Oggi novantadue milioni di cinesi sono iscritti a un partito che era stato fondato da quattro gatti. Ma il successo nei numeri non è affatto un successo. Ci si iscrive per opportunismo, per fare carriera, per vivere tranquilli, ben sapendo che l’iscrizione è un “traguardo”, in quanto la cooptazione è l’unica pratica riconosciuta di autorigenerazione delle cricche. La Cina continua (lo ha ripetuto il segretario-presidente nel corso della celebrazione) a rivendicare la propria sovranità su Taiwan; ma, all’atto pratico, non si imbarcherà in una guerra per la riconquista dell’isola, presa com’è dal suo effervescente espansionismo economico, dall’Asia fino all’Africa.

Più complicata è la situazione a Hong Kong. Qua la repressione si abbatte su dissidenti e oppositori in maniera feroce. Nei giorni scorsi è stato chiuso l’ultimo giornale di opposizione, “Apple Daily”. Il movimento giovanile, che negli anni scorsi ha scritto una pagina eroica nella lotta per la democrazia – affinché fosse rispettato il diritto di Hong Kong ad avere uno statuto speciale rispetto a quello propriamente cinese, secondo gli accordi con cui era giunto a termine il lungo colonialismo britannico –, è ormai stato privato dell’aria per respirare.
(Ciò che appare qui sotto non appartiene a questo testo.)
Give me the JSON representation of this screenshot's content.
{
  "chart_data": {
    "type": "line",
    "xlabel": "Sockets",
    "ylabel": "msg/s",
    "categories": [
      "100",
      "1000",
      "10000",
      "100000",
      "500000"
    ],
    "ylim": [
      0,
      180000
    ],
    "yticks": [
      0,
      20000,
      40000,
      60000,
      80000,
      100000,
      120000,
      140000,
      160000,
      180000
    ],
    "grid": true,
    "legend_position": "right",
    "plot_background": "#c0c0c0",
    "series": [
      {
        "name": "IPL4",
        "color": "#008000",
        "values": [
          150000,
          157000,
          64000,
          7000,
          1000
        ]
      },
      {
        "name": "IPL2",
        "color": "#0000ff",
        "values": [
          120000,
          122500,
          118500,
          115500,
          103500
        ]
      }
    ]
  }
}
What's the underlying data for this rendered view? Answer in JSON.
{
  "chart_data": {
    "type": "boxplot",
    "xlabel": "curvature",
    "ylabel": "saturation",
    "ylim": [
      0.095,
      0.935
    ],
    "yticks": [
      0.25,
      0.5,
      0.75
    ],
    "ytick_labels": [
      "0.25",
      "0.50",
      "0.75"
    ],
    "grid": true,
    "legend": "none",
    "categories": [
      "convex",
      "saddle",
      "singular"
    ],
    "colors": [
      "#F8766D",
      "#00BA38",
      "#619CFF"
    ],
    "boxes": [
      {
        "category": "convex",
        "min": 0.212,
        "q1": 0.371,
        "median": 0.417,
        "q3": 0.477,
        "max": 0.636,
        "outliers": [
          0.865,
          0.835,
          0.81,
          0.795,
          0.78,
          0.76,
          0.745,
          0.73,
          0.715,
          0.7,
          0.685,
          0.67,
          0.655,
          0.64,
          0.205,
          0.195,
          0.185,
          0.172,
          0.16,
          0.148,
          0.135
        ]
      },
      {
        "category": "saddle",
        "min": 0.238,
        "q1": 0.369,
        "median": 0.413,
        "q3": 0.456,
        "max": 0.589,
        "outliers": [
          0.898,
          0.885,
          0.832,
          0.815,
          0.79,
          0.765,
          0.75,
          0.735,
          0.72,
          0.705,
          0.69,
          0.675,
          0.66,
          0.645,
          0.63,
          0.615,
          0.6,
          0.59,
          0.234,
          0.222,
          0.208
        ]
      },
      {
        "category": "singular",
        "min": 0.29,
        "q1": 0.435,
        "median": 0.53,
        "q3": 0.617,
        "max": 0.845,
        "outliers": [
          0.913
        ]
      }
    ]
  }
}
Di questo dovrebbe preoccuparsi l’Occidente, se ancora volesse giocare un ruolo di influenza planetaria, anziché della pura conservazione del proprio primato economico – a cui la storia dei prossimi anni, inevitabilmente, lo costringerà a rinunciare, perché contro una potenza di un miliardo e quattrocento milioni di abitanti c’è poco da fare. Specie se questa ha imparato proprio dall’Occidente cos’è il capitalismo.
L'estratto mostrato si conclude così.